The government launched a 500 billion yuan ($70.2 billion) policy-based financial tool in late September to support infrastructure investment. State-owned builders are now focusing on critical transportation and economic projects.
For example, Fuzhou in Jiangxi province completed the Dongxiang-Linchuan Ring Expressway. China Railway 24th Bureau Group, part of China Railway Construction Corporation, opened the 40.76-kilometer route on October 16. The expressway connects Dongxiang district, Jinxi county, and Donglin district to the national network. It has a design speed of 100 kilometers per hour and is expected to enhance regional integration.

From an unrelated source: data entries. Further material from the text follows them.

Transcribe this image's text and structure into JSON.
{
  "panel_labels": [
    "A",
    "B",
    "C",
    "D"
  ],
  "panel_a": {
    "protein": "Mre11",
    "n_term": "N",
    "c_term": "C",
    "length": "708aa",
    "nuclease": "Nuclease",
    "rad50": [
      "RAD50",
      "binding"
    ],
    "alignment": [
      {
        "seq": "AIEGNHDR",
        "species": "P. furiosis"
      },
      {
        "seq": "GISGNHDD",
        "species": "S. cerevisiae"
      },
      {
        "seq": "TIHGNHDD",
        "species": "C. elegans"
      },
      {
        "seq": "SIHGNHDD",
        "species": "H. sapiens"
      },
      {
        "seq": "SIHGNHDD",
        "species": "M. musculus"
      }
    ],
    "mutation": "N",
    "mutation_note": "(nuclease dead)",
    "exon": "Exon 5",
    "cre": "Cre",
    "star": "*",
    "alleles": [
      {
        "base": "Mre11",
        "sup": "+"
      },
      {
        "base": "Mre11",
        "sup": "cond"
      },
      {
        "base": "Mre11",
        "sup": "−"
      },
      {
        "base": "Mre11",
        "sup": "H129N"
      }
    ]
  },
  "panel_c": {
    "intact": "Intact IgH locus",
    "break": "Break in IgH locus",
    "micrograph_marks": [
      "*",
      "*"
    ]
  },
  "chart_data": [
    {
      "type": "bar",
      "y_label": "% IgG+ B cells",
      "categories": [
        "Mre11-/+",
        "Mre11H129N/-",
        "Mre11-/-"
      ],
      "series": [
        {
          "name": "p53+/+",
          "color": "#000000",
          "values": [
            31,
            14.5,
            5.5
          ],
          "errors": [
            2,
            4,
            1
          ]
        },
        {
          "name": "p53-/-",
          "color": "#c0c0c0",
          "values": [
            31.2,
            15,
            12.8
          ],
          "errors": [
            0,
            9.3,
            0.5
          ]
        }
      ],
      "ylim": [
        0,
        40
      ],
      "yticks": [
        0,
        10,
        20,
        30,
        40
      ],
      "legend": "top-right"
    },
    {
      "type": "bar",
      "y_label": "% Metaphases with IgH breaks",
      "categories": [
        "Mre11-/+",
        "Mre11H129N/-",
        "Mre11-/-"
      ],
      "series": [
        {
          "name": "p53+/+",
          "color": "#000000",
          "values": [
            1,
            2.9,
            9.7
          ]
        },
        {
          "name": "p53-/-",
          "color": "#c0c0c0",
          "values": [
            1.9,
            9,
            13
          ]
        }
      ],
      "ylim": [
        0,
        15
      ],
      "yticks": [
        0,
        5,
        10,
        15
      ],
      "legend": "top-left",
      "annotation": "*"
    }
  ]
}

The National Bureau of Statistics reported that infrastructure investment grew 1.1 percent year-on-year in the first three quarters of 2025. Private investment rose 7 percent, accounting for 20 percent of total infrastructure investment, up 1.1 percentage points from last year.
Analysts said accelerating the investment will stabilize the economy while promoting long-term development. Local governments and state builders focus on projects that improve connectivity and regional growth.
Officials will continue monitoring trends to keep momentum and support macroeconomic stability. They aim to use public-private cooperation, regulatory support, and financial tools to maintain steady investment.
China’s emphasis on infrastructure investment signals its determination to safeguard growth and domestic demand despite external economic pressures.